Yo paré un taxi, pero a los pocos metros le pagué el viaje y me bajé. Preferí caminar las veinte cuadras que me quedaban hasta casa aunque el frío me calara los huesos. Llegué, abrí la puerta sin hacer ruido para no despertar a Carmen y me fui a dormir sin comer. Toda esa semana estuve pensando en cómo van creciendo las cosas, cómo uno va forjándose a través de las experiencias compartidas, y cómo fracasa cuando no logra tomar a tiempo el camino correcto. El martes llegué a Colegiales a las dos y media. Le pregunté al canchero quiénes eran el número tres y el arquero. Me acerqué, les conté que Juan se iba a probar como siete y les insinué si doscientos pesos eran suficientes. Me dijeron que sí. Me fui, para que nadie se avivara de que había infringido las reglas, y regresé quince minutos después de las tres, haciéndome el apurado. "Cagón, pensé que ya no venías", me dijo Juan, cambiado, listo para la prueba. "Mirá si me iba a perder tu amague y reacción, bolú", le mandé. Chito, Tito y Marcos se sentaron en un banco que estaba pegado al alambrado. Yo lo acompañé a presentarse a Amendáriz, quien no podía creer que alguien, a los 29 años, viniera a probarse aduciendo ser la solución para los problemas ofensivos del equipo. "Viene de jugar en Malasia. Hizo toda su trayectoria en equipos chicos de Centroamérica y Asia, pero ahora volvió para cerrar acá su carrera, como se lo había prometido a su difunto padre, que descanse en paz", le mentí, haciendo de representante. No sé si Amendáriz se lo creyó, pero los DT del ascenso tienen esa calidez intuitiva para darse cuenta cuándo deben decir que sí, y cuándo no. Y fue sí. Juan me lo agradeció guiñándome el ojo y yo, aunque Chito, Marcos y Tito me habían hecho un lugar, preferí ubicarme detrás del arco.

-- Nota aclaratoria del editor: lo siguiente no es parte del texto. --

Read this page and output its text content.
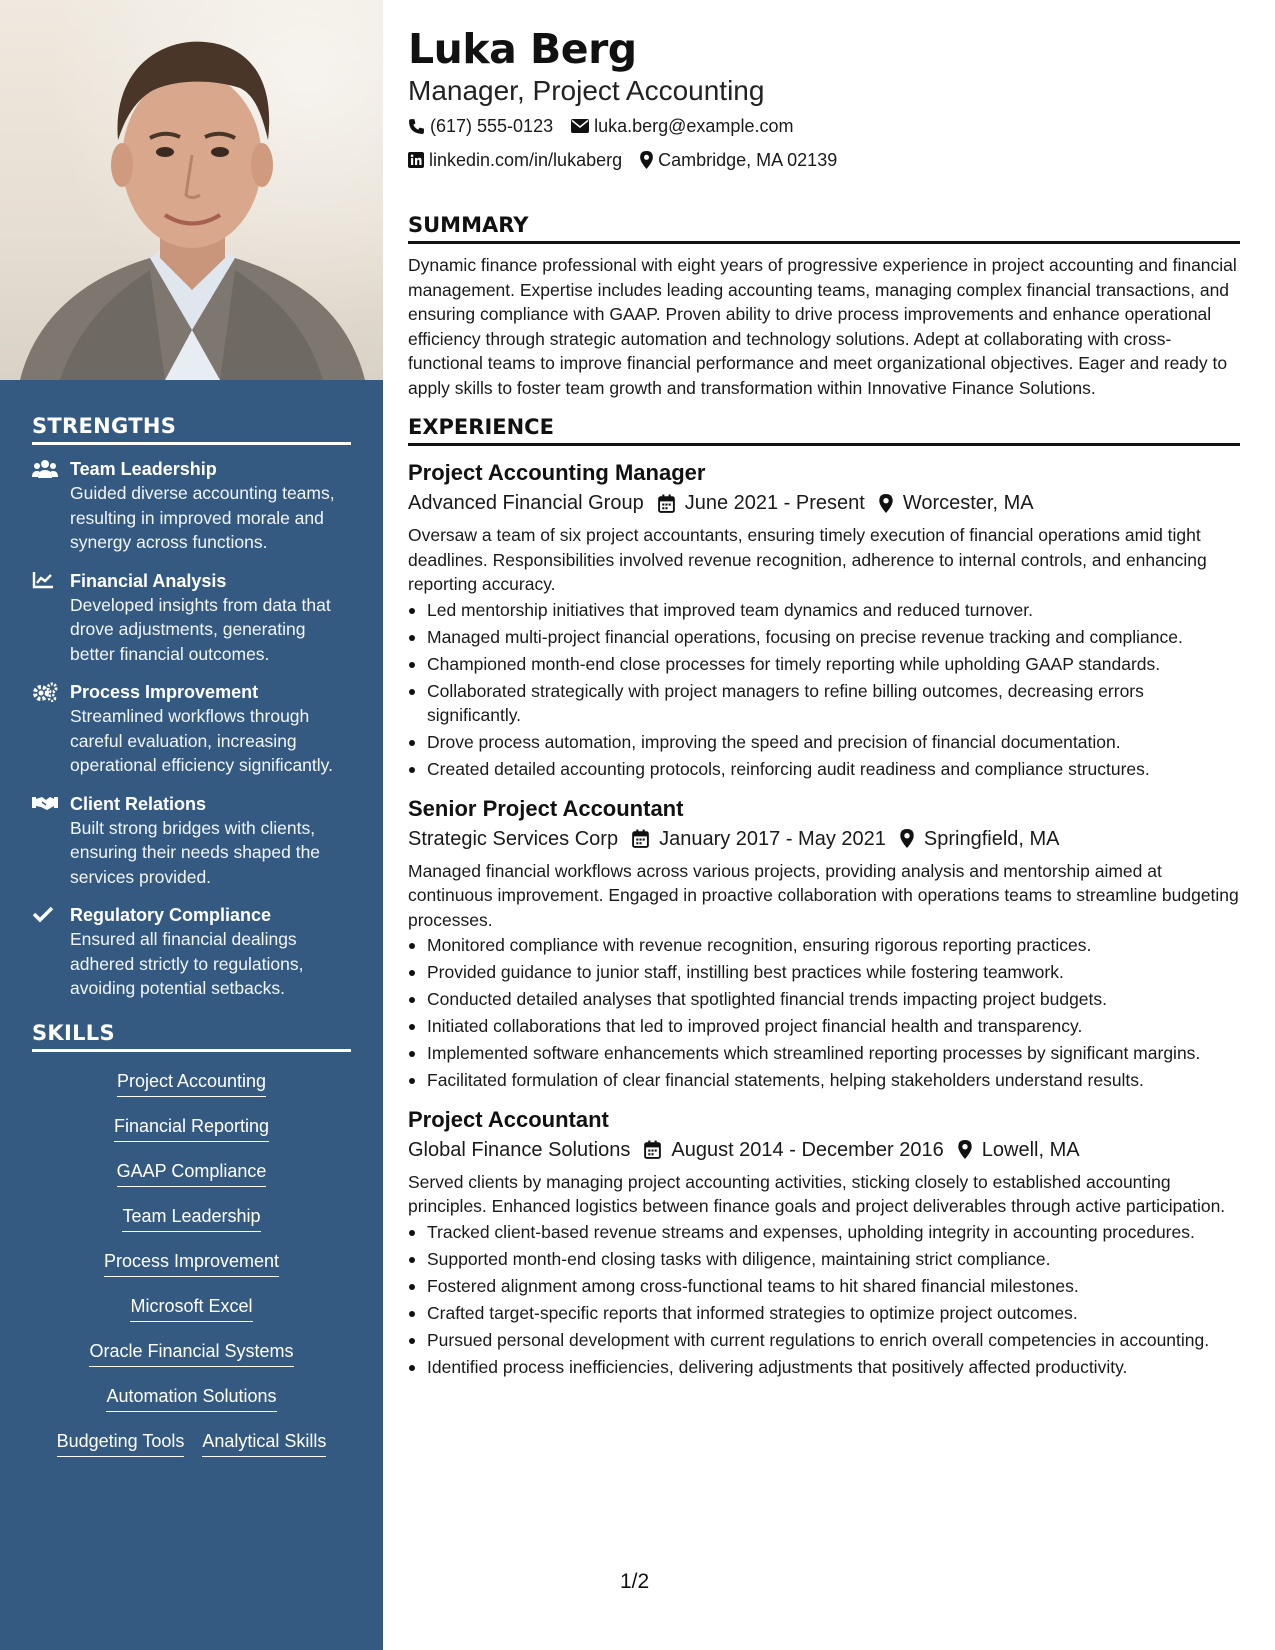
STRENGTHS
Team Leadership
Guided diverse accounting teams, resulting in improved morale and synergy across functions.
Financial Analysis
Developed insights from data that drove adjustments, generating better financial outcomes.
Process Improvement
Streamlined workflows through careful evaluation, increasing operational efficiency significantly.
Client Relations
Built strong bridges with clients, ensuring their needs shaped the services provided.
Regulatory Compliance
Ensured all financial dealings adhered strictly to regulations, avoiding potential setbacks.
SKILLS
Project Accounting
Financial Reporting
GAAP Compliance
Team Leadership
Process Improvement
Microsoft Excel
Oracle Financial Systems
Automation Solutions
Budgeting Tools Analytical Skills
Luka Berg
Manager, Project Accounting
(617) 555-0123 luka.berg@example.com
linkedin.com/in/lukaberg Cambridge, MA 02139
SUMMARY

Dynamic finance professional with eight years of progressive experience in project accounting and financial management. Expertise includes leading accounting teams, managing complex financial transactions, and ensuring compliance with GAAP. Proven ability to drive process improvements and enhance operational efficiency through strategic automation and technology solutions. Adept at collaborating with cross-functional teams to improve financial performance and meet organizational objectives. Eager and ready to apply skills to foster team growth and transformation within Innovative Finance Solutions.

EXPERIENCE
Project Accounting Manager
Advanced Financial Group June 2021 - Present Worcester, MA
Oversaw a team of six project accountants, ensuring timely execution of financial operations amid tight deadlines. Responsibilities involved revenue recognition, adherence to internal controls, and enhancing reporting accuracy.
Led mentorship initiatives that improved team dynamics and reduced turnover.
Managed multi-project financial operations, focusing on precise revenue tracking and compliance.
Championed month-end close processes for timely reporting while upholding GAAP standards.
Collaborated strategically with project managers to refine billing outcomes, decreasing errors significantly.
Drove process automation, improving the speed and precision of financial documentation.
Created detailed accounting protocols, reinforcing audit readiness and compliance structures.
Senior Project Accountant
Strategic Services Corp January 2017 - May 2021 Springfield, MA
Managed financial workflows across various projects, providing analysis and mentorship aimed at continuous improvement. Engaged in proactive collaboration with operations teams to streamline budgeting processes.
Monitored compliance with revenue recognition, ensuring rigorous reporting practices.
Provided guidance to junior staff, instilling best practices while fostering teamwork.
Conducted detailed analyses that spotlighted financial trends impacting project budgets.
Initiated collaborations that led to improved project financial health and transparency.
Implemented software enhancements which streamlined reporting processes by significant margins.
Facilitated formulation of clear financial statements, helping stakeholders understand results.
Project Accountant
Global Finance Solutions August 2014 - December 2016 Lowell, MA
Served clients by managing project accounting activities, sticking closely to established accounting principles. Enhanced logistics between finance goals and project deliverables through active participation.
Tracked client-based revenue streams and expenses, upholding integrity in accounting procedures.
Supported month-end closing tasks with diligence, maintaining strict compliance.
Fostered alignment among cross-functional teams to hit shared financial milestones.
Crafted target-specific reports that informed strategies to optimize project outcomes.
Pursued personal development with current regulations to enrich overall competencies in accounting.
Identified process inefficiencies, delivering adjustments that positively affected productivity.
1/2
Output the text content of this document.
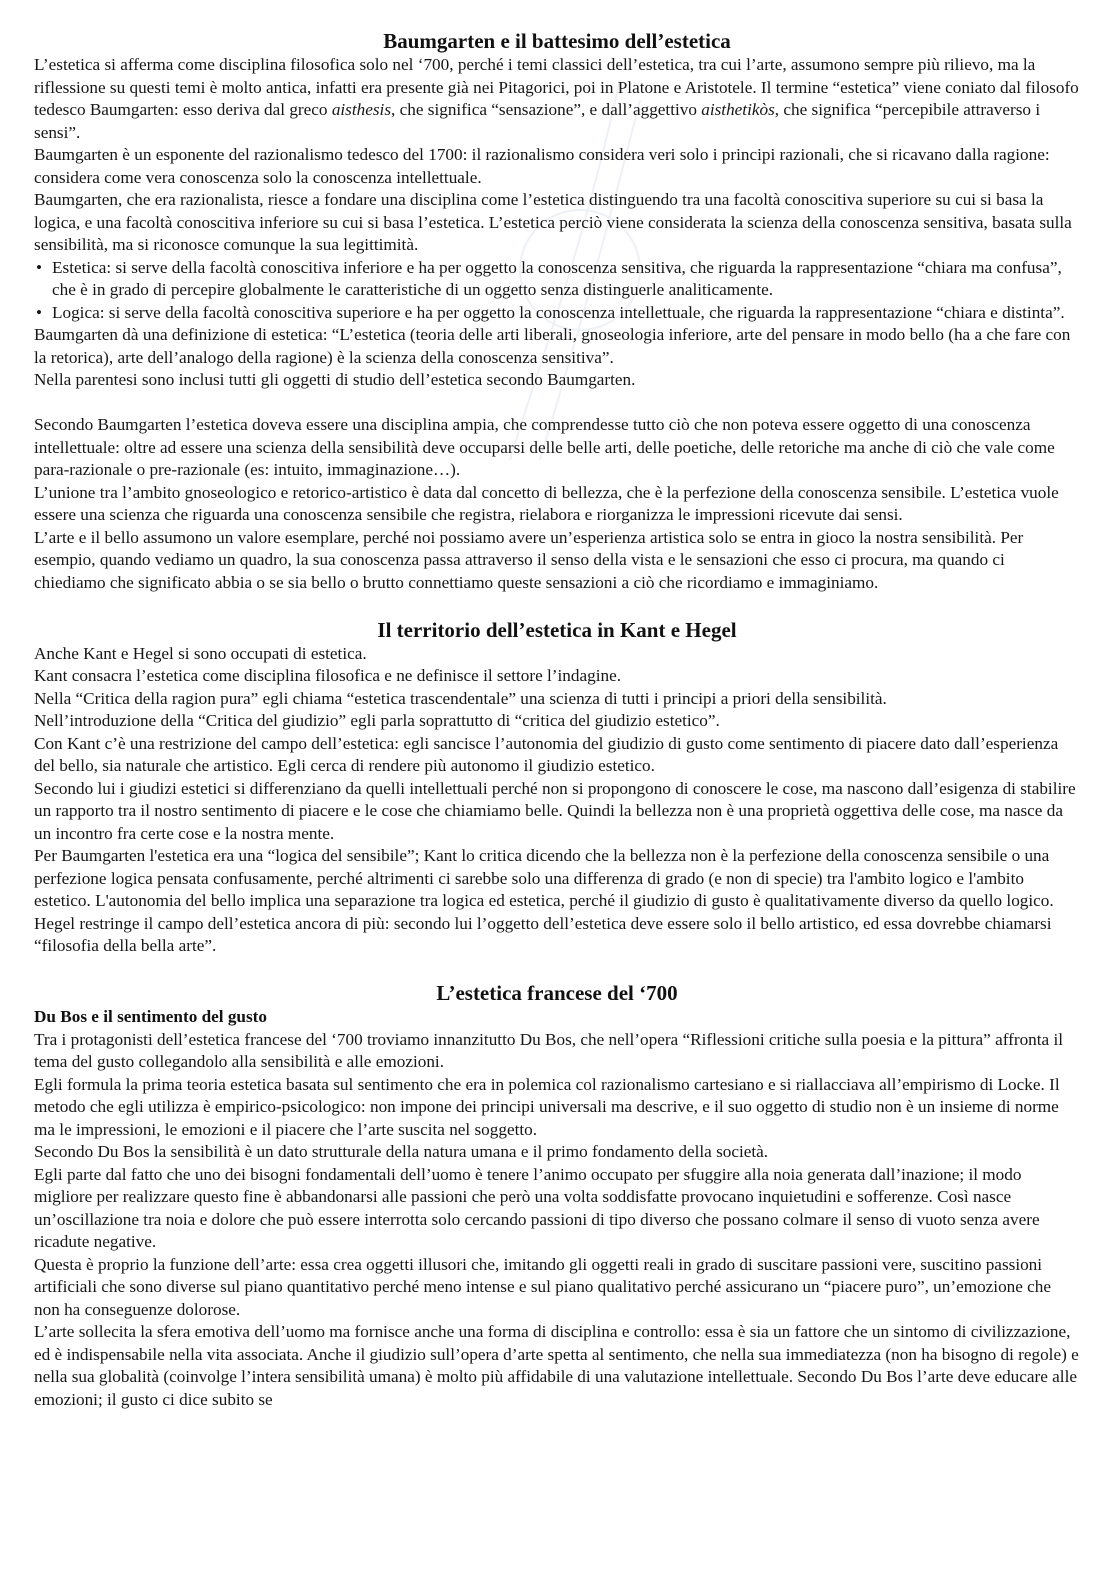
Baumgarten e il battesimo dell’estetica

L’estetica si afferma come disciplina filosofica solo nel ‘700, perché i temi classici dell’estetica, tra cui l’arte, assumono sempre più rilievo, ma la riflessione su questi temi è molto antica, infatti era presente già nei Pitagorici, poi in Platone e Aristotele. Il termine “estetica” viene coniato dal filosofo tedesco Baumgarten: esso deriva dal greco aisthesis, che significa “sensazione”, e dall’aggettivo aisthetikòs, che significa “percepibile attraverso i sensi”.

Baumgarten è un esponente del razionalismo tedesco del 1700: il razionalismo considera veri solo i principi razionali, che si ricavano dalla ragione: considera come vera conoscenza solo la conoscenza intellettuale.

Baumgarten, che era razionalista, riesce a fondare una disciplina come l’estetica distinguendo tra una facoltà conoscitiva superiore su cui si basa la logica, e una facoltà conoscitiva inferiore su cui si basa l’estetica. L’estetica perciò viene considerata la scienza della conoscenza sensitiva, basata sulla sensibilità, ma si riconosce comunque la sua legittimità.

• Estetica: si serve della facoltà conoscitiva inferiore e ha per oggetto la conoscenza sensitiva, che riguarda la rappresentazione “chiara ma confusa”, che è in grado di percepire globalmente le caratteristiche di un oggetto senza distinguerle analiticamente.
• Logica: si serve della facoltà conoscitiva superiore e ha per oggetto la conoscenza intellettuale, che riguarda la rappresentazione “chiara e distinta”.

Baumgarten dà una definizione di estetica: “L’estetica (teoria delle arti liberali, gnoseologia inferiore, arte del pensare in modo bello (ha a che fare con la retorica), arte dell’analogo della ragione) è la scienza della conoscenza sensitiva”.

Nella parentesi sono inclusi tutti gli oggetti di studio dell’estetica secondo Baumgarten.

Secondo Baumgarten l’estetica doveva essere una disciplina ampia, che comprendesse tutto ciò che non poteva essere oggetto di una conoscenza intellettuale: oltre ad essere una scienza della sensibilità deve occuparsi delle belle arti, delle poetiche, delle retoriche ma anche di ciò che vale come para-razionale o pre-razionale (es: intuito, immaginazione…).

L’unione tra l’ambito gnoseologico e retorico-artistico è data dal concetto di bellezza, che è la perfezione della conoscenza sensibile. L’estetica vuole essere una scienza che riguarda una conoscenza sensibile che registra, rielabora e riorganizza le impressioni ricevute dai sensi.

L’arte e il bello assumono un valore esemplare, perché noi possiamo avere un’esperienza artistica solo se entra in gioco la nostra sensibilità. Per esempio, quando vediamo un quadro, la sua conoscenza passa attraverso il senso della vista e le sensazioni che esso ci procura, ma quando ci chiediamo che significato abbia o se sia bello o brutto connettiamo queste sensazioni a ciò che ricordiamo e immaginiamo.

Il territorio dell’estetica in Kant e Hegel

Anche Kant e Hegel si sono occupati di estetica.

Kant consacra l’estetica come disciplina filosofica e ne definisce il settore l’indagine.

Nella “Critica della ragion pura” egli chiama “estetica trascendentale” una scienza di tutti i principi a priori della sensibilità.

Nell’introduzione della “Critica del giudizio” egli parla soprattutto di “critica del giudizio estetico”.

Con Kant c’è una restrizione del campo dell’estetica: egli sancisce l’autonomia del giudizio di gusto come sentimento di piacere dato dall’esperienza del bello, sia naturale che artistico. Egli cerca di rendere più autonomo il giudizio estetico.

Secondo lui i giudizi estetici si differenziano da quelli intellettuali perché non si propongono di conoscere le cose, ma nascono dall’esigenza di stabilire un rapporto tra il nostro sentimento di piacere e le cose che chiamiamo belle. Quindi la bellezza non è una proprietà oggettiva delle cose, ma nasce da un incontro fra certe cose e la nostra mente.

Per Baumgarten l'estetica era una “logica del sensibile”; Kant lo critica dicendo che la bellezza non è la perfezione della conoscenza sensibile o una perfezione logica pensata confusamente, perché altrimenti ci sarebbe solo una differenza di grado (e non di specie) tra l'ambito logico e l'ambito estetico. L'autonomia del bello implica una separazione tra logica ed estetica, perché il giudizio di gusto è qualitativamente diverso da quello logico.

Hegel restringe il campo dell’estetica ancora di più: secondo lui l’oggetto dell’estetica deve essere solo il bello artistico, ed essa dovrebbe chiamarsi “filosofia della bella arte”.

L’estetica francese del ‘700
Du Bos e il sentimento del gusto

Tra i protagonisti dell’estetica francese del ‘700 troviamo innanzitutto Du Bos, che nell’opera “Riflessioni critiche sulla poesia e la pittura” affronta il tema del gusto collegandolo alla sensibilità e alle emozioni.

Egli formula la prima teoria estetica basata sul sentimento che era in polemica col razionalismo cartesiano e si riallacciava all’empirismo di Locke. Il metodo che egli utilizza è empirico-psicologico: non impone dei principi universali ma descrive, e il suo oggetto di studio non è un insieme di norme ma le impressioni, le emozioni e il piacere che l’arte suscita nel soggetto.

Secondo Du Bos la sensibilità è un dato strutturale della natura umana e il primo fondamento della società.

Egli parte dal fatto che uno dei bisogni fondamentali dell’uomo è tenere l’animo occupato per sfuggire alla noia generata dall’inazione; il modo migliore per realizzare questo fine è abbandonarsi alle passioni che però una volta soddisfatte provocano inquietudini e sofferenze. Così nasce un’oscillazione tra noia e dolore che può essere interrotta solo cercando passioni di tipo diverso che possano colmare il senso di vuoto senza avere ricadute negative.

Questa è proprio la funzione dell’arte: essa crea oggetti illusori che, imitando gli oggetti reali in grado di suscitare passioni vere, suscitino passioni artificiali che sono diverse sul piano quantitativo perché meno intense e sul piano qualitativo perché assicurano un “piacere puro”, un’emozione che non ha conseguenze dolorose.

L’arte sollecita la sfera emotiva dell’uomo ma fornisce anche una forma di disciplina e controllo: essa è sia un fattore che un sintomo di civilizzazione, ed è indispensabile nella vita associata. Anche il giudizio sull’opera d’arte spetta al sentimento, che nella sua immediatezza (non ha bisogno di regole) e nella sua globalità (coinvolge l’intera sensibilità umana) è molto più affidabile di una valutazione intellettuale. Secondo Du Bos l’arte deve educare alle emozioni; il gusto ci dice subito se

Empezó la práctica y Juan se ubicó arriba. Falto de todo concepto táctico, no bajaba a recibir ni se sumaba al circuito ofensivo. Apenas giraba sus manos como aspavientos, pidiendo una bola. Hasta que el diez, cansado de sus gritos "pasala, azul", se la tiró. Le costó tres tiempos dominarla, ratificando mi teoría de que la habilidad no se aprende. Cualquier defensor avezado le hubiera quitado el balón con un simple movimiento. Pero el tres esperó. Y Juan, una vez que la pelota quedó mansa, giró y apuntó. Pateó a lo Gringo Scotta y aunque la pelota fue al medio, el arquero se movió. Corrí como un loco a abrazarlo, mientras él, que me había divisado, venía hacia mí con los brazos abiertos, su garganta ronca de gol y el orgullo a salvo.